– This is the script of CNBC's news report for China's CCTV on May 10, Tuesday.
Welcome to CNBC Business Daily, I'm Qian Chen.
The global supply of rice is projected to shrink significantly due to the effects of El Niño, and Asia is taking the punch.
Take a look at these three countries -- India, Thailand and Vietnam. They account for more than 60 percent of the global rice trade.
But high heat and droughts are resulting in these top exporters to ship just 19 million tons of the grain during 2016 compared with 40-plus million tons in 2013.
This situation is reminding many observers of a similar El Niño-related crisis in 2008 when reactionary policies were implemented, prices soared, and people rioted in different parts of the world.
While the cost of rice is still under $400 a ton, compared to the $1,000 a ton it reached 8 years ago, prices will likely keep rising.
Thus, some of the major producers and importers are already considering building up their own surpluses to offset worsening conditions.
"As of now, we haven't seen a large price reaction to hot and dry weather, because we have had such significant surplus stocks in India and Thailand," said James Feel, an economist at the International Grains Council. "But that can't last forever."Prices have not yet been affected due to a surplus, but could soon."
Experts say we might see a 10%-15% jump in rice prices soon.
How bad the impact of the drought will be on agricultural output - not just of rice in Vietnam and Thailand but of commodities such as coffee in Vietnam - is still uncertain.
Some 167,000ha of rice and tens of thousands of hectares of coffee have been affected by drought and salinity, with the Central Highlands - home to many of Vietnam's ethnic minorities - being the worst hit.

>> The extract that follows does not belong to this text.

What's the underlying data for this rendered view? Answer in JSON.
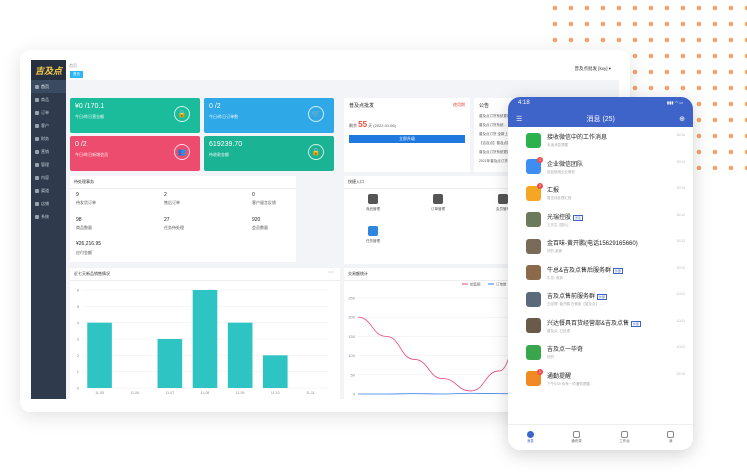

Coffee output in Vietnam, the world's biggest producer of robusta beans, is forecast to drop to the lowest in four years next season amid the worst drought in three decades.
Tighter supply from Vietnam could see global coffee prices going up.
Global supply is shrinking as El Nino weather conditions cause crop losses in Southeast Asia and South America. Robusta, used mainly in instant coffee, rose 7.3% in March, and another 9.2% in April.
In Thailand, Mr Vichai Sriprasert, the president and chief executive of exporter Riceland International, estimates that the second rice crop could suffer a 30 per cent fall in output.
In Vietnam, coffee exports could shrink by 25 per cent this year to one million tonnes.
This might not be ending soon...
"Have a crop failure for one year, be poor for three years," -- a saying in Vietnam clearly indicates how the country depends on its agricultural exports.
Now, the key is -- when the raining season can officially kick off.
CNBC's Qian Chen, reporting from Singapore.